Voilà c’est fini

La nouvelle était dans l’air depuis hier, elle a été confirmée aujourd’hui par la principale intéressée. Justine Henin a mis un terme immédiat à sa carrière. Une sortie par la porte dérobée car intervenant 1 semaine après une défaite sans gloire au 2eme tour du Tournoi de Berlin. Et pourtant c’est bien là le paradoxe. Si Justine était apparue usée mentalement et physiquement , dans la capitale allemande, voir sur le déclin, elle était pourtant toujours bien l’autoritaire numéro 1 mondiale du circuit féminin. Et n’est ce pas là tout le problème ? Avons nous su apprécier à sa juste valeur, les exploits de ce duo exceptionnel (N’oublions pas Kim Clijsters) qui a mené au firmament le tennis belge. De l’enthousiasme du début pour ces deux jeunes filles qui titillaient les meilleures joueuses de la planète tennis à l’engouement et la fierté chauvine qu’ont suscités leurs premiers titres du grand chelem, ont fait place à la normalité puis… à la banalité. Justine qui gagnait à nouveau Roland Garros était devenu évident voir logique. Tout juste s’imaginait-t-on qu’elle devait encore batailler 7 fois avant de lever un trophée.

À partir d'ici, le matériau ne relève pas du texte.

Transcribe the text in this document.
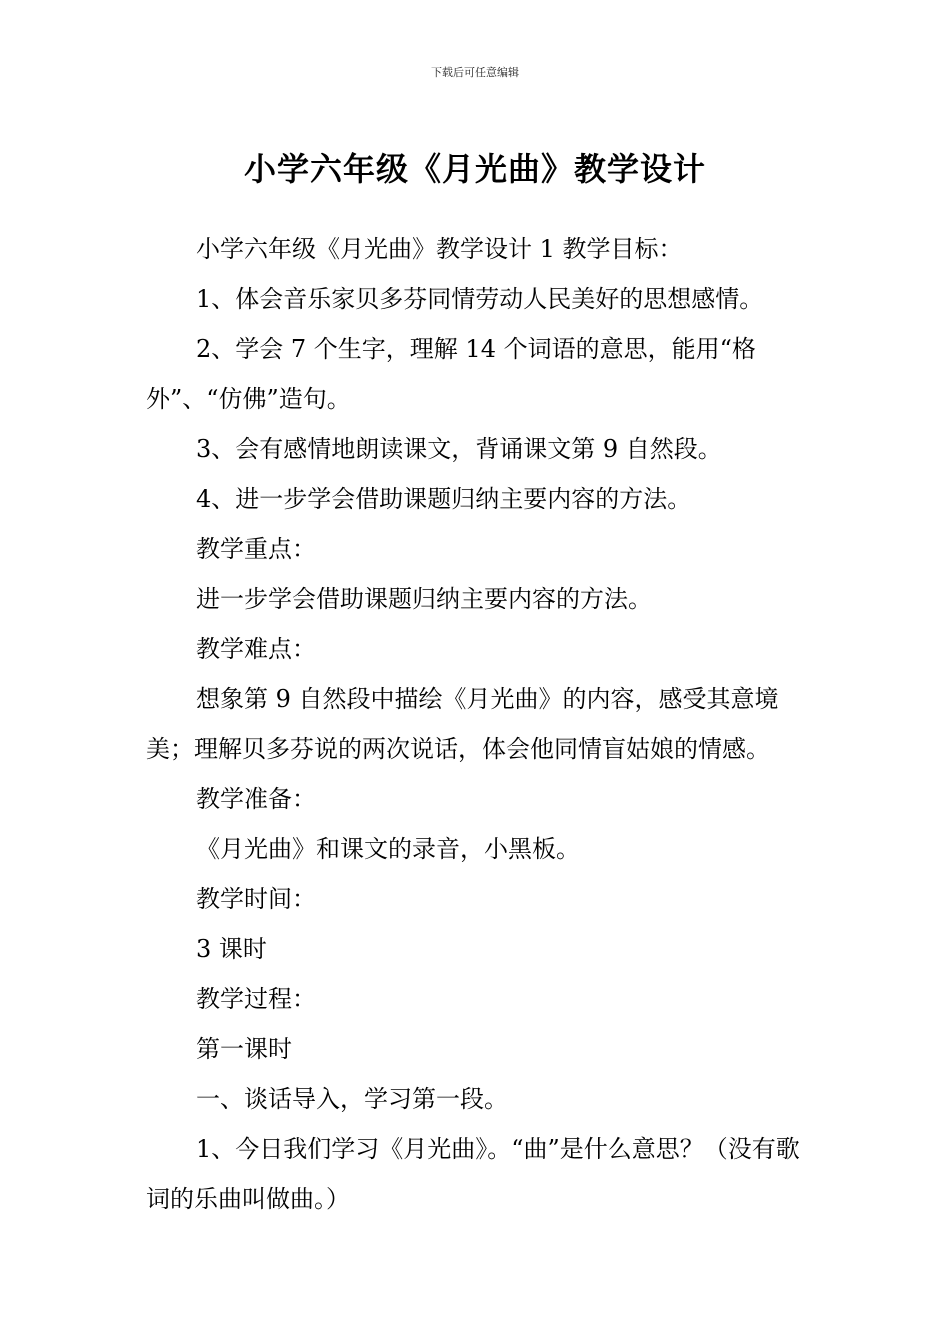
下载后可任意编辑
小学六年级《月光曲》教学设计

小学六年级《月光曲》教学设计 1 教学目标：

1、体会音乐家贝多芬同情劳动人民美好的思想感情。

2、学会 7 个生字，理解 14 个词语的意思，能用“格外”、“仿佛”造句。

3、会有感情地朗读课文，背诵课文第 9 自然段。

4、进一步学会借助课题归纳主要内容的方法。

教学重点：

进一步学会借助课题归纳主要内容的方法。

教学难点：

想象第 9 自然段中描绘《月光曲》的内容，感受其意境美；理解贝多芬说的两次说话，体会他同情盲姑娘的情感。

教学准备：

《月光曲》和课文的录音，小黑板。

教学时间：

3 课时

教学过程：

第一课时

一、谈话导入，学习第一段。

1、今日我们学习《月光曲》。“曲”是什么意思？（没有歌词的乐曲叫做曲。）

Après une année 2007 époustouflante où elle avait tout gagné, Justine semblait au sommet de son art et peu de gens imaginaient qu’elle s’arrêterait en si bon chemin. On s’imaginait déjà la voir remporter les 4 levées du grand chelem la même année et réentendre l’air de la Brabançonne couplé à son sourire chevalin, une médaille du plus précieux des métaux autour du cou.

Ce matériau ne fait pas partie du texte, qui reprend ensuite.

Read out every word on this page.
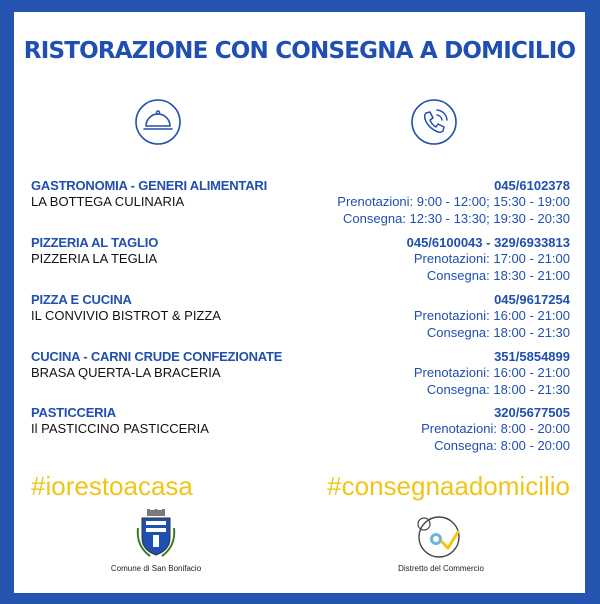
RISTORAZIONE CON CONSEGNA A DOMICILIO
GASTRONOMIA - GENERI ALIMENTARI
LA BOTTEGA CULINARIA
045/6102378
Prenotazioni: 9:00 - 12:00; 15:30 - 19:00
Consegna: 12:30 - 13:30; 19:30 - 20:30
PIZZERIA AL TAGLIO
PIZZERIA LA TEGLIA
045/6100043 - 329/6933813
Prenotazioni: 17:00 - 21:00
Consegna: 18:30 - 21:00
PIZZA E CUCINA
IL CONVIVIO BISTROT & PIZZA
045/9617254
Prenotazioni: 16:00 - 21:00
Consegna: 18:00 - 21:30
CUCINA - CARNI CRUDE CONFEZIONATE
BRASA QUERTA-LA BRACERIA
351/5854899
Prenotazioni: 16:00 - 21:00
Consegna: 18:00 - 21:30
PASTICCERIA
Il PASTICCINO PASTICCERIA
320/5677505
Prenotazioni: 8:00 - 20:00
Consegna: 8:00 - 20:00
#iorestoacasa	#consegnaadomicilio
Comune di San Bonifacio	Distretto del Commercio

Mais voilà notre championne en a décidé autrement. On ne la plaindra pas. Elle a mené une existence certes stressante et usante mais en ayant la chance de faire un métier de son hobby. Son compte en banque est bien fourni (même si elle a donné la moitié à son ex) et elle a des projets de reconversion plein la tête (Son académy à Limelette et d’éventuelles études). Elle aura néanmoins rendu un fier service à tous les étudiants qui pourront consacrer plus de temps à leur blocus qu’à regarder Roland Garros. Même si devant l’imagination dont nous faisons preuve pour ne pas travailler, nous verrons dans les jolies jambes de Sharapaova ou Ivanovic, dans les coups de Federer ou les cris bestiaux de Rafael Nadal, de nombreux prétextes pour faire une pause.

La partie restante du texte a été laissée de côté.